By Denise Lugo
State and local governments can expect the GASB to make more strides in the next seven years to advance electronic financial reporting to take advantage of the opportunities technology present.
New GASB Chairman Joel Black told Thomson Reuters on August 31, 2020, everyone involved in state and local government accounting and financial reporting will need to evolve, over time, to work in this information-age environment.
“Technology will undoubtably be the driving engine of this evolution,” Black said. “People today expect information to be available to them when and how they want it,” he said.
The GASB on September 10 will hold a closed educational session on topics associated with electronic financial reporting, according to its latest meeting summary. Those discussions are part of ongoing efforts by the board to monitor the issue.
“At the GASB, we will continue to have sessions, gather information, and work collaboratively with all our stakeholder groups on the topic of electronic financial reporting and how technology is being utilized to evolve how governments provide financial information so that we can ensure we can play our role in the evolving process,” Black said.
Black said it will be important that the right financial information is provided in a consistent and reliable manner in order for the needs of government financial statement users to be met. “We will all need to find our role and work collaboratively to evolve efficiently and effectively,” he said.
Change is the Watchword of This Moment
Black was appointed chair of the GASB earlier this year on July 1, following departure of David Vaudt on June 30 due to term limits.
In remarks on LinkedIn early August, Black said two themes will be ongoing during his tenure: change and collaboration.
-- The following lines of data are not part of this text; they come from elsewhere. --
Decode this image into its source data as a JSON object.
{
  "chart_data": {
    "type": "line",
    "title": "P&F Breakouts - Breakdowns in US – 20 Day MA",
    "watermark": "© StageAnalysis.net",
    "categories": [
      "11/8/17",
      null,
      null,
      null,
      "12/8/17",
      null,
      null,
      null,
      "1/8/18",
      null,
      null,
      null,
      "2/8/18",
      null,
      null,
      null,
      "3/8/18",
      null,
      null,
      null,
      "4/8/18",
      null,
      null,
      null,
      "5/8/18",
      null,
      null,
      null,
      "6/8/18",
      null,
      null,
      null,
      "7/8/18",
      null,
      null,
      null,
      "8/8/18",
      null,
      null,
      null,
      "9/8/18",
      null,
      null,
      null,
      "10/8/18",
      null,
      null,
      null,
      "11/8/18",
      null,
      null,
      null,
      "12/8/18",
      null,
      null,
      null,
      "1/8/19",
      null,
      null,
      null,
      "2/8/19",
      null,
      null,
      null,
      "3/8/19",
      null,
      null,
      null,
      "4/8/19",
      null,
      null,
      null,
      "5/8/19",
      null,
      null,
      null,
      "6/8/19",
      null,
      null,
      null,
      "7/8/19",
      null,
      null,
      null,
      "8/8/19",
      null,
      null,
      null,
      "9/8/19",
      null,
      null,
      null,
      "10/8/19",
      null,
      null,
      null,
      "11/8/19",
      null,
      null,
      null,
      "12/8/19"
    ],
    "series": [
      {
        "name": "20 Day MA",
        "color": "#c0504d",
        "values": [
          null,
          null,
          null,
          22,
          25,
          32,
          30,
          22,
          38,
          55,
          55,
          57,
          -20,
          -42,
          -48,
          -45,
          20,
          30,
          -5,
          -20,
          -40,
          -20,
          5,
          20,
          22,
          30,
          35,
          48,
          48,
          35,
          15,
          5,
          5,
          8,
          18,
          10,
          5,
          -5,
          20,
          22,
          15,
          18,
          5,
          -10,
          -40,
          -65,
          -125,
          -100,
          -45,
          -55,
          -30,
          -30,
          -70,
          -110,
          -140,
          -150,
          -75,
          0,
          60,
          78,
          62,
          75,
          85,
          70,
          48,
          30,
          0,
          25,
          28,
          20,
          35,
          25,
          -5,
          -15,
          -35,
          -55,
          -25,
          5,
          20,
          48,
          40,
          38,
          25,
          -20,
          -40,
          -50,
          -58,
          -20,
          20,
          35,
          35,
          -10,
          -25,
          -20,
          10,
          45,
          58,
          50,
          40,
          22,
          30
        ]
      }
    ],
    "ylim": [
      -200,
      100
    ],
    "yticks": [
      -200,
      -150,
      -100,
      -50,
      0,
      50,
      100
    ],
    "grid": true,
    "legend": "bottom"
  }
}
“Change is the watchword of this moment that we’re all dealing with – whether it’s a virus that changes how we all live and work, a system that is changing to right inequities, or changing technology, which for many years now, has also been redefining the way we all live and work,” he said.
He said practitioners are only starting to see the implications of how technology will drive improvements in governmental accounting and financial reporting for state and local governments in the U.S. “Changes are not likely to happen quickly—most won’t happen in the next two years, but by the end of my seven-year term as GASB chair, I’m certain that they will be significant,” he said.
Slimmer Technical Agenda
According to GASB’s meeting summary, the board will kick off its third-quarter discussions on September 8-10, 2020.
The board will begin the meetings with discussions about feedback it received on GASB Exposure Draft No. 3-34, Communication Methods in General Purpose External Financial Reports That Contain Basic Financial Statements: Notes to Financial Statements an amendment of GASB Concepts Statement No. 3, the meeting summary for September 8 states. The proposal was issued in February with an April 17 comment deadline. The board received 33 comment letters, including from universities and state boards.
The proposal is about the guidelines the board plans to follow to revise existing disclosures or write new ones for state and local governments. The proposal elaborates on the types of information that are essential and therefore should be disclosed in notes, and those that are not appropriate and therefore should be left out, according to a text of the guidance.
The board’s upcoming discussions will focus on issues raised by respondents, including scope and purpose of notes to financial statements.
On the same day, the board will separately discuss its project to improve the accounting and financial reporting for prior-period adjustments, accounting changes, and error corrections in GASB Statement (GASBS) No. 62, Codification of Accounting and Financial Reporting Guidance Contained in Pre-November 30, 1989 FASB and AICPA Pronouncements. Board deliberations will focus on what events, if any, that should be included in the changes in reporting entity category. The overall objective of the board’s work on the topic is to fully reexamine the existing standards to address issues related to: inconsistency in practice, confusion about and difficulty applying regarding the requirements, and the usefulness of the related disclosures.
In February 2020, the board started discussions on the project with a focus on the categories for classification of events. In March, the board considered how to distinguish between changes in accounting principle and changes in accounting estimate.
On September 9 the board will review the research conducted on its project on disclosure rules about risks and uncertainties faced by state and local governments. The board also plans to discuss potential rules about risks and uncertainties related to the nature of operations and the use of estimates in the preparation of financial statements.
Separately, later on that same day, the board will begin to deliberate practice issues related to lease accounting rules under its new omnibus project.